The cities that have become Big Tech's living labs
- Erica Pandey, author of Axios Finish Line

Riding in an Uber self-driving car in Pittsburgh, Pennsylvania. Photo: Angelo Merendino/AFP/Getty
The companies backing smart city technologies, surveillance and autonomous vehicles are among the most powerful entities on the planet, led by larger-than-life CEOs and worth hundreds of billions of dollars.
The catch: But the testing grounds for their innovations are second-tier cities. Desperate to compete with coastal superstars for jobs and talent, these smaller-fry metros — like Tempe, Arizona, and Kyle, Texas — are offering themselves up to these companies as living labs.
The ultimate payoff for these cities can be meager: Mere morsels, or, often — nothing. "There’s a huge asymmetry in power and knowledge," says Jake Dunagan of the Institute for the Future.
By the numbers:
- Since the financial crash, big metros like Boston, New York and San Francisco — with populations over 1 million and massive company headquarters — have vacuumed up 72% of the country's employment growth, per Brookings.

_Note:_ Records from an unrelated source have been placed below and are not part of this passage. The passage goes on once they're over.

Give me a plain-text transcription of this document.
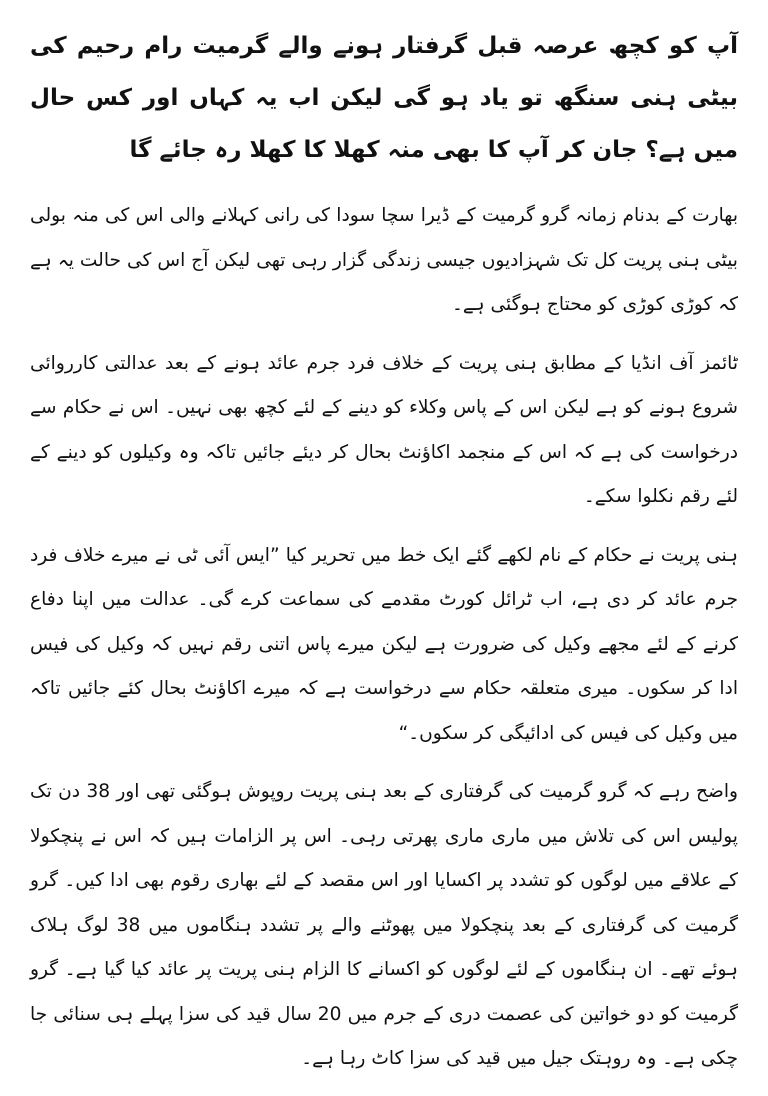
آپ کو کچھ عرصہ قبل گرفتار ہونے والے گرمیت رام رحیم کی بیٹی ہنی سنگھ تو یاد ہو گی لیکن اب یہ کہاں اور کس حال میں ہے؟ جان کر آپ کا بھی منہ کھلا کا کھلا رہ جائے گا

بھارت کے بدنام زمانہ گرو گرمیت کے ڈیرا سچا سودا کی رانی کہلانے والی اس کی منہ بولی بیٹی ہنی پریت کل تک شہزادیوں جیسی زندگی گزار رہی تھی لیکن آج اس کی حالت یہ ہے کہ کوڑی کوڑی کو محتاج ہوگئی ہے۔

ٹائمز آف انڈیا کے مطابق ہنی پریت کے خلاف فرد جرم عائد ہونے کے بعد عدالتی کارروائی شروع ہونے کو ہے لیکن اس کے پاس وکلاء کو دینے کے لئے کچھ بھی نہیں۔ اس نے حکام سے درخواست کی ہے کہ اس کے منجمد اکاؤنٹ بحال کر دیئے جائیں تاکہ وہ وکیلوں کو دینے کے لئے رقم نکلوا سکے۔

ہنی پریت نے حکام کے نام لکھے گئے ایک خط میں تحریر کیا ”ایس آئی ٹی نے میرے خلاف فرد جرم عائد کر دی ہے، اب ٹرائل کورٹ مقدمے کی سماعت کرے گی۔ عدالت میں اپنا دفاع کرنے کے لئے مجھے وکیل کی ضرورت ہے لیکن میرے پاس اتنی رقم نہیں کہ وکیل کی فیس ادا کر سکوں۔ میری متعلقہ حکام سے درخواست ہے کہ میرے اکاؤنٹ بحال کئے جائیں تاکہ میں وکیل کی فیس کی ادائیگی کر سکوں۔“

واضح رہے کہ گرو گرمیت کی گرفتاری کے بعد ہنی پریت روپوش ہوگئی تھی اور 38 دن تک پولیس اس کی تلاش میں ماری ماری پھرتی رہی۔ اس پر الزامات ہیں کہ اس نے پنچکولا کے علاقے میں لوگوں کو تشدد پر اکسایا اور اس مقصد کے لئے بھاری رقوم بھی ادا کیں۔ گرو گرمیت کی گرفتاری کے بعد پنچکولا میں پھوٹنے والے پر تشدد ہنگاموں میں 38 لوگ ہلاک ہوئے تھے۔ ان ہنگاموں کے لئے لوگوں کو اکسانے کا الزام ہنی پریت پر عائد کیا گیا ہے۔ گرو گرمیت کو دو خواتین کی عصمت دری کے جرم میں 20 سال قید کی سزا پہلے ہی سنائی جا چکی ہے۔ وہ روہتک جیل میں قید کی سزا کاٹ رہا ہے۔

- Smaller cities, home to between 50,000 and 250,000 people, have seen just 6%.
- The average GDP per capita in superstar cities is $68,000, according to McKinsey Global Institute. In many of the second-tier cities, the range is in the $20,000s and $30,000s.
Not all cities that aren’t coastal superstars are suffering. A handful of up-and-comers with hefty population growth, like Nashville and Austin, are thriving alongside the superstars. Austin hosts major campuses of Amazon, Google, Apple and Facebook. And Nashville was a secondary winner of the HQ2 pageant, gaining 5,000 jobs.
But most of the second tier is like Shreveport, Louisiana, a city of about 200,000 near the Texas border. It's dreaming of high-paying tech jobs and satellite campuses, seeing an Amazon HQ2 or Foxconn as the only way to grow materially. "It's so important to leverage technology to be more important and stand out and to compete with the bigger cities," says Shreveport Mayor Adrian Perkins.
Effectively locked out of the bidding for prized Big Tech campuses, second-tier cities have found themselves the venues for experiments.
One of their principal roles: tracks for the nascent driverless car industry.
Uber set its self-driving cars loose in Tempe. In March 2018, one of them struck and killed a pedestrian. Last week, Arizona prosecutors declined to press charges against Uber.
- Arizona has the most lax AV regulations in the country, as it attempts to brand itself as a hub for the technology and scoop up future jobs, says Axios autonomous vehicles reporter Joann Muller.
- A separate negligence lawsuit has been filed against Arizona Gov. Doug Ducey by the family of the woman killed.
The Texas cities of Kyle and Orange last year saw different consequences of being a tech company's lab when they let in Vigilant Solutions, a firm that makes automated license plate readers.
- The company offered the readers, which police officers use to nab speeders, for free, but insisted that the cities sign non-disparagement agreements preventing them from saying anything negative about the tech.
- On top of that, Texas police gave Vigilant access to the data for "nearly unlimited commercial use," writes the Electronic Frontier Foundation.
Several Florida cities started testing Harris Corp.'s StingRay, a cellphone surveillance device, in 2014 and signed airtight NDAs.
- The agreements were so strong that police officers lied to judges about how they caught suspects to keep StingRay a secret, reports Wired.
The companies did not respond to requests for comment.